Reciente mente, leía en “El Siglo de Torreón”una nota que señalaba que “El 70% de los edificios historicos de Torreón, catalogados por el INAH ya no existen, ya que han sido destruidos o se derrumbaron debido al “deterioro” (que mejor dicho sería abandono). Es decir, de los 81 edificios catalogados, al menos 57 edificios han desaparecido.

¿Pero quienes son los máximos responsables de este deterioro?, No podemos culpar solo al actual presidente municipal, Miguel Angel Riquelme, no podemos culpar solo a Olmos, o a José Ángel Pérez, o a Guillermo Anaya,  la culpa es de todos, la culpa es incluso de los mismos torreonenses, quienes siguen pasivos ante tal despojo. Los presidentes municipales por su poca consciencia cultural e histórica, incluso moral, por que, siendo su deber, velar por los intereses de sus gobernados y su ciudad, se han hecho de la vista gorda y han permitido semejantes barbaridades.

Veamos los casos más visibles. El edificio Simon Lack, una bella muestra de la arquitectura en ladrillo, derrumbado para dar paso a una tienda Soriana (del edificio solo sobrevivió el reloj), o la casa Morisca (un edificio de oficinas sin mucha vista), el antiguo Banco de México y de Londres (que ahora es una farmacia con una fachada de lamina), viejas casonas a lo largo y ancho de todo el centro ¿Y dónde queda el INAH, las autoridades municipales para detener estos agravios a la cultura e identidad torreonense? ¿Por que no ha habido multa para los particulares o empresas que pesé a exigir que se conserven las viejas fachadas, las destruyen y hacen lo que les da en gana?

Según la nota de El siglo de Torreón ”

Entre los ejemplos están parte de una casa de principios del siglo XX en Bravo y Donato Guerra. Otro inmueble histórico estaba en Leona Vicario y Ocampo, también representativo de la época fundacional de Torreón, que de un día a otro ya era un lote baldío. Un caso más fue el de un inmueble en la calle Acuña, entre bulevar Independencia y avenida Allende, donde se otorgó permiso con la condición de que se conservara la fachada, pero toda la casa fue derribada. En Zaragoza y Matamoros se demolió otro edificio.

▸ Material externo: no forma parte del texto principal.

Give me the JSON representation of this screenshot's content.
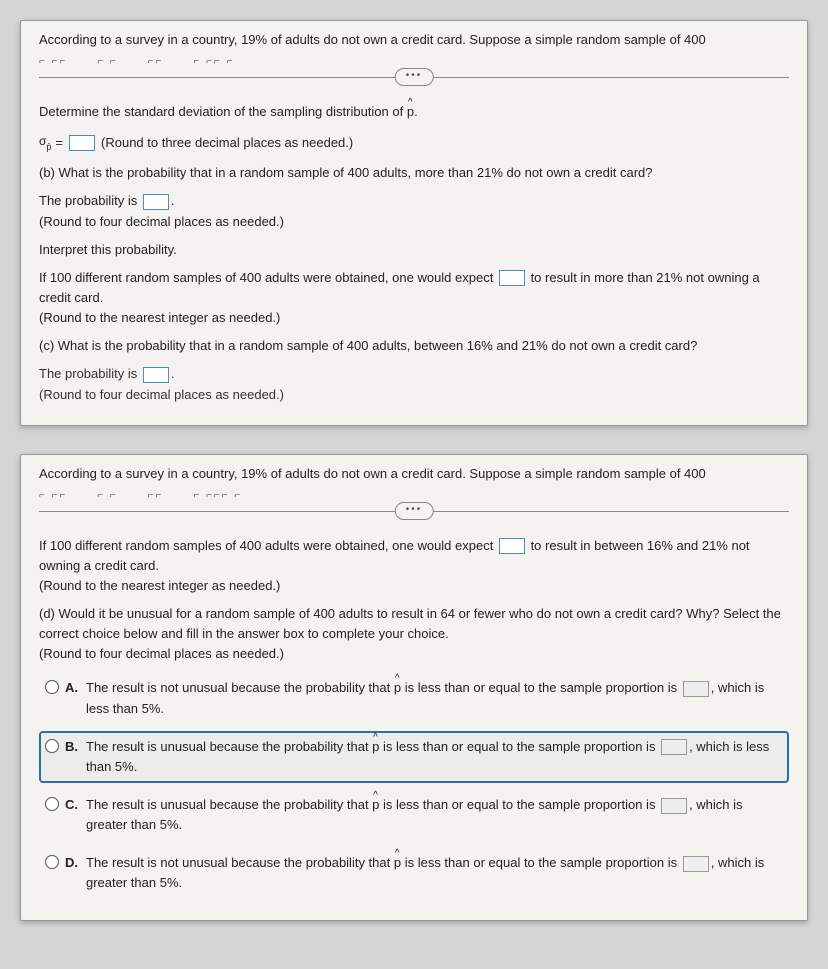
{
  "colors": {
    "panel_bg": "#f5f3ef",
    "page_bg": "#d5d5d5",
    "input_border": "#4a90c2",
    "selected_border": "#2e6ca8"
  },
  "panel1": {
    "header": "According to a survey in a country, 19% of adults do not own a credit card. Suppose a simple random sample of 400",
    "pill": "•••",
    "std_dev_prompt": "Determine the standard deviation of the sampling distribution of ",
    "phat": "p",
    "sigma_label": "σ",
    "sigma_sub": "p̂",
    "equals": "=",
    "round3": "(Round to three decimal places as needed.)",
    "part_b": "(b) What is the probability that in a random sample of 400 adults, more than 21% do not own a credit card?",
    "prob_is": "The probability is ",
    "period": ".",
    "round4": "(Round to four decimal places as needed.)",
    "interp": "Interpret this probability.",
    "if100_a": "If 100 different random samples of 400 adults were obtained, one would expect ",
    "if100_b": " to result in more than 21% not owning a credit card.",
    "round_int": "(Round to the nearest integer as needed.)",
    "part_c": "(c) What is the probability that in a random sample of 400 adults, between 16% and 21% do not own a credit card?",
    "prob_is2": "The probability is ",
    "round4b": "(Round to four decimal places as needed.)"
  },
  "panel2": {
    "header": "According to a survey in a country, 19% of adults do not own a credit card. Suppose a simple random sample of 400",
    "pill": "•••",
    "if100_a": "If 100 different random samples of 400 adults were obtained, one would expect ",
    "if100_b": " to result in between 16% and 21% not owning a credit card.",
    "round_int": "(Round to the nearest integer as needed.)",
    "part_d": "(d) Would it be unusual for a random sample of 400 adults to result in 64 or fewer who do not own a credit card? Why? Select the correct choice below and fill in the answer box to complete your choice.",
    "round4": "(Round to four decimal places as needed.)",
    "options": {
      "A": {
        "letter": "A.",
        "text_a": "The result is not unusual because the probability that ",
        "text_b": " is less than or equal to the sample proportion is ",
        "text_c": ", which is less than 5%."
      },
      "B": {
        "letter": "B.",
        "text_a": "The result is unusual because the probability that ",
        "text_b": " is less than or equal to the sample proportion is ",
        "text_c": ", which is less than 5%."
      },
      "C": {
        "letter": "C.",
        "text_a": "The result is unusual because the probability that ",
        "text_b": " is less than or equal to the sample proportion is ",
        "text_c": ", which is greater than 5%."
      },
      "D": {
        "letter": "D.",
        "text_a": "The result is not unusual because the probability that ",
        "text_b": " is less than or equal to the sample proportion is ",
        "text_c": ", which is greater than 5%."
      }
    },
    "selected": "B"
  }
}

Lo más grave del asunto es que los terrenos que quedan, se utilizan para tiendas de cadenas de autoservicio, gasolineras (como si no hubiera ya demasiadas de las dos) y estacionamientos (como el triste caso del que fuera el teatro Princesa). Con esto, no solo se va perdiendo entre la comunidad el sentido de pertenencia y orgullo por su ciudad, sino que se exilia de manera fulminante el fomento a la cultura en todos sus ámbitos, quitando la posibilidad de que viejas fachadas se utilicen como espacios culturales (museos, escuelas de arte, danza, etc.)

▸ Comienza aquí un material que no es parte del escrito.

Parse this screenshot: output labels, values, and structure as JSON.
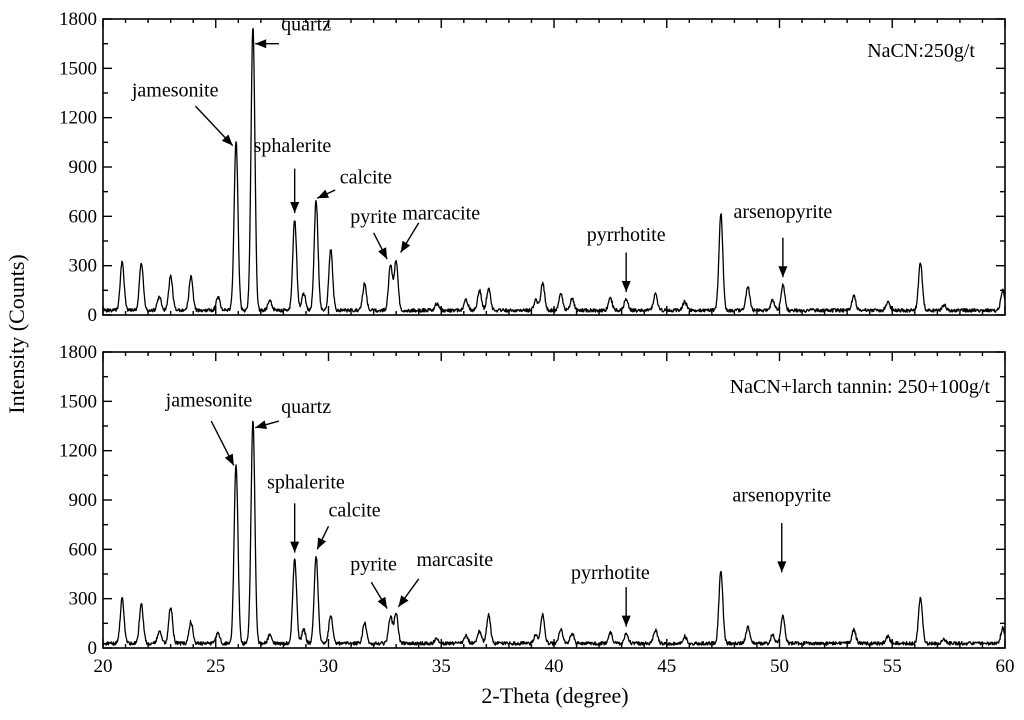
{
  "chart_data": [
    {
      "type": "line",
      "panel": "top",
      "label": "NaCN:250g/t",
      "xlim": [
        20,
        60
      ],
      "ylim": [
        0,
        1800
      ],
      "yticks": [
        0,
        300,
        600,
        900,
        1200,
        1500,
        1800
      ],
      "xticks": [
        20,
        25,
        30,
        35,
        40,
        45,
        50,
        55,
        60
      ],
      "baseline": 28,
      "peaks": [
        {
          "x": 20.85,
          "y": 320
        },
        {
          "x": 21.7,
          "y": 320
        },
        {
          "x": 22.5,
          "y": 110
        },
        {
          "x": 23.0,
          "y": 240
        },
        {
          "x": 23.9,
          "y": 230
        },
        {
          "x": 25.1,
          "y": 110
        },
        {
          "x": 25.9,
          "y": 1060
        },
        {
          "x": 26.65,
          "y": 1760
        },
        {
          "x": 27.4,
          "y": 90
        },
        {
          "x": 28.5,
          "y": 580
        },
        {
          "x": 28.9,
          "y": 130
        },
        {
          "x": 29.45,
          "y": 700
        },
        {
          "x": 30.1,
          "y": 400
        },
        {
          "x": 31.6,
          "y": 190
        },
        {
          "x": 32.75,
          "y": 300
        },
        {
          "x": 33.0,
          "y": 330
        },
        {
          "x": 34.8,
          "y": 70
        },
        {
          "x": 36.1,
          "y": 90
        },
        {
          "x": 36.7,
          "y": 150
        },
        {
          "x": 37.1,
          "y": 160
        },
        {
          "x": 39.2,
          "y": 90
        },
        {
          "x": 39.5,
          "y": 190
        },
        {
          "x": 40.3,
          "y": 130
        },
        {
          "x": 40.8,
          "y": 100
        },
        {
          "x": 42.5,
          "y": 100
        },
        {
          "x": 43.2,
          "y": 100
        },
        {
          "x": 44.5,
          "y": 130
        },
        {
          "x": 45.8,
          "y": 80
        },
        {
          "x": 47.4,
          "y": 620
        },
        {
          "x": 48.6,
          "y": 170
        },
        {
          "x": 49.7,
          "y": 90
        },
        {
          "x": 50.15,
          "y": 180
        },
        {
          "x": 53.3,
          "y": 120
        },
        {
          "x": 54.8,
          "y": 80
        },
        {
          "x": 56.25,
          "y": 320
        },
        {
          "x": 57.3,
          "y": 60
        },
        {
          "x": 59.9,
          "y": 150
        }
      ],
      "annotations": [
        {
          "text": "quartz",
          "tip_x": 26.75,
          "tip_y": 1650,
          "tail_x": 27.8,
          "tail_y": 1650,
          "label_x": 27.9,
          "label_y": 1730,
          "anchor": "start"
        },
        {
          "text": "jamesonite",
          "tip_x": 25.75,
          "tip_y": 1030,
          "tail_x": 24.1,
          "tail_y": 1270,
          "label_x": 23.2,
          "label_y": 1330,
          "anchor": "middle"
        },
        {
          "text": "sphalerite",
          "tip_x": 28.5,
          "tip_y": 620,
          "tail_x": 28.5,
          "tail_y": 890,
          "label_x": 28.4,
          "label_y": 990,
          "anchor": "middle"
        },
        {
          "text": "calcite",
          "tip_x": 29.5,
          "tip_y": 710,
          "tail_x": 30.3,
          "tail_y": 760,
          "label_x": 30.5,
          "label_y": 800,
          "anchor": "start"
        },
        {
          "text": "pyrite",
          "tip_x": 32.6,
          "tip_y": 340,
          "tail_x": 32.0,
          "tail_y": 500,
          "label_x": 32.0,
          "label_y": 560,
          "anchor": "middle"
        },
        {
          "text": "marcacite",
          "tip_x": 33.2,
          "tip_y": 380,
          "tail_x": 34.0,
          "tail_y": 560,
          "label_x": 35.0,
          "label_y": 580,
          "anchor": "middle"
        },
        {
          "text": "pyrrhotite",
          "tip_x": 43.2,
          "tip_y": 140,
          "tail_x": 43.2,
          "tail_y": 380,
          "label_x": 43.2,
          "label_y": 450,
          "anchor": "middle"
        },
        {
          "text": "arsenopyrite",
          "tip_x": 50.15,
          "tip_y": 230,
          "tail_x": 50.15,
          "tail_y": 470,
          "label_x": 50.15,
          "label_y": 590,
          "anchor": "middle"
        }
      ]
    },
    {
      "type": "line",
      "panel": "bottom",
      "label": "NaCN+larch tannin: 250+100g/t",
      "xlim": [
        20,
        60
      ],
      "ylim": [
        0,
        1800
      ],
      "yticks": [
        0,
        300,
        600,
        900,
        1200,
        1500,
        1800
      ],
      "xticks": [
        20,
        25,
        30,
        35,
        40,
        45,
        50,
        55,
        60
      ],
      "xlabel": "2-Theta (degree)",
      "baseline": 28,
      "peaks": [
        {
          "x": 20.85,
          "y": 300
        },
        {
          "x": 21.7,
          "y": 270
        },
        {
          "x": 22.5,
          "y": 100
        },
        {
          "x": 23.0,
          "y": 250
        },
        {
          "x": 23.9,
          "y": 160
        },
        {
          "x": 25.1,
          "y": 90
        },
        {
          "x": 25.9,
          "y": 1120
        },
        {
          "x": 26.65,
          "y": 1380
        },
        {
          "x": 27.4,
          "y": 80
        },
        {
          "x": 28.5,
          "y": 540
        },
        {
          "x": 28.9,
          "y": 110
        },
        {
          "x": 29.45,
          "y": 560
        },
        {
          "x": 30.1,
          "y": 200
        },
        {
          "x": 31.6,
          "y": 150
        },
        {
          "x": 32.75,
          "y": 190
        },
        {
          "x": 33.0,
          "y": 210
        },
        {
          "x": 34.8,
          "y": 60
        },
        {
          "x": 36.1,
          "y": 80
        },
        {
          "x": 36.7,
          "y": 100
        },
        {
          "x": 37.1,
          "y": 200
        },
        {
          "x": 39.2,
          "y": 80
        },
        {
          "x": 39.5,
          "y": 200
        },
        {
          "x": 40.3,
          "y": 110
        },
        {
          "x": 40.8,
          "y": 90
        },
        {
          "x": 42.5,
          "y": 90
        },
        {
          "x": 43.2,
          "y": 90
        },
        {
          "x": 44.5,
          "y": 110
        },
        {
          "x": 45.8,
          "y": 70
        },
        {
          "x": 47.4,
          "y": 470
        },
        {
          "x": 48.6,
          "y": 130
        },
        {
          "x": 49.7,
          "y": 80
        },
        {
          "x": 50.15,
          "y": 200
        },
        {
          "x": 53.3,
          "y": 110
        },
        {
          "x": 54.8,
          "y": 70
        },
        {
          "x": 56.25,
          "y": 310
        },
        {
          "x": 57.3,
          "y": 50
        },
        {
          "x": 59.9,
          "y": 120
        }
      ],
      "annotations": [
        {
          "text": "quartz",
          "tip_x": 26.75,
          "tip_y": 1340,
          "tail_x": 27.8,
          "tail_y": 1380,
          "label_x": 27.9,
          "label_y": 1430,
          "anchor": "start"
        },
        {
          "text": "jamesonite",
          "tip_x": 25.8,
          "tip_y": 1110,
          "tail_x": 24.8,
          "tail_y": 1380,
          "label_x": 24.7,
          "label_y": 1470,
          "anchor": "middle"
        },
        {
          "text": "sphalerite",
          "tip_x": 28.5,
          "tip_y": 580,
          "tail_x": 28.5,
          "tail_y": 880,
          "label_x": 29.0,
          "label_y": 970,
          "anchor": "middle"
        },
        {
          "text": "calcite",
          "tip_x": 29.5,
          "tip_y": 600,
          "tail_x": 30.0,
          "tail_y": 740,
          "label_x": 30.0,
          "label_y": 800,
          "anchor": "start"
        },
        {
          "text": "pyrite",
          "tip_x": 32.6,
          "tip_y": 240,
          "tail_x": 31.9,
          "tail_y": 400,
          "label_x": 32.0,
          "label_y": 470,
          "anchor": "middle"
        },
        {
          "text": "marcasite",
          "tip_x": 33.1,
          "tip_y": 250,
          "tail_x": 34.0,
          "tail_y": 420,
          "label_x": 35.6,
          "label_y": 500,
          "anchor": "middle"
        },
        {
          "text": "pyrrhotite",
          "tip_x": 43.2,
          "tip_y": 130,
          "tail_x": 43.2,
          "tail_y": 370,
          "label_x": 42.5,
          "label_y": 420,
          "anchor": "middle"
        },
        {
          "text": "arsenopyrite",
          "tip_x": 50.1,
          "tip_y": 460,
          "tail_x": 50.1,
          "tail_y": 760,
          "label_x": 50.1,
          "label_y": 890,
          "anchor": "middle"
        }
      ]
    }
  ],
  "ylabel": "Intensity (Counts)"
}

Pareciera que el reciente nombramiento del Comité Ciudadano de Cultura ha llegado bastante tarde y no pareciera estar otorgando resultados. Espero que al menos, esté comité le de voz a las personas más autorizadas en el tema (historiadores, arquitectos) para un verdadero plan de rescate de los primeros cuadros de la ciudad de Torreón. ¿Sera que 44 millones de pesos que se quieren destinar para su rescate serán suficientes para recuperar todo el despojo?

La magnitud de este atropello es grande; Torreón, teniendo una de las mejores trazas urbanas del país (sino es que la mejor), una ciudad que albergó muchos de los estilos arquitectónicos que tenían auge de principios del siglo XX y que lo hacia un centro “ecléctico y atípico del resto del país” (es decir, un centro histórico único en su tipo) ha perdido gran parte de su patrimonio por descuido, omisión ¿Y por qué no decirlo?, contubernios.

Sigo insistiendo, pesé a la gran perdida histórico-cultural que ha sufrido la ciudad, aún estamos a tiempo, aun podemos ocuparnos de lo que aún tenemos, y después, ocuparnos de lo que queremos, podemos y tenemos que recuperar.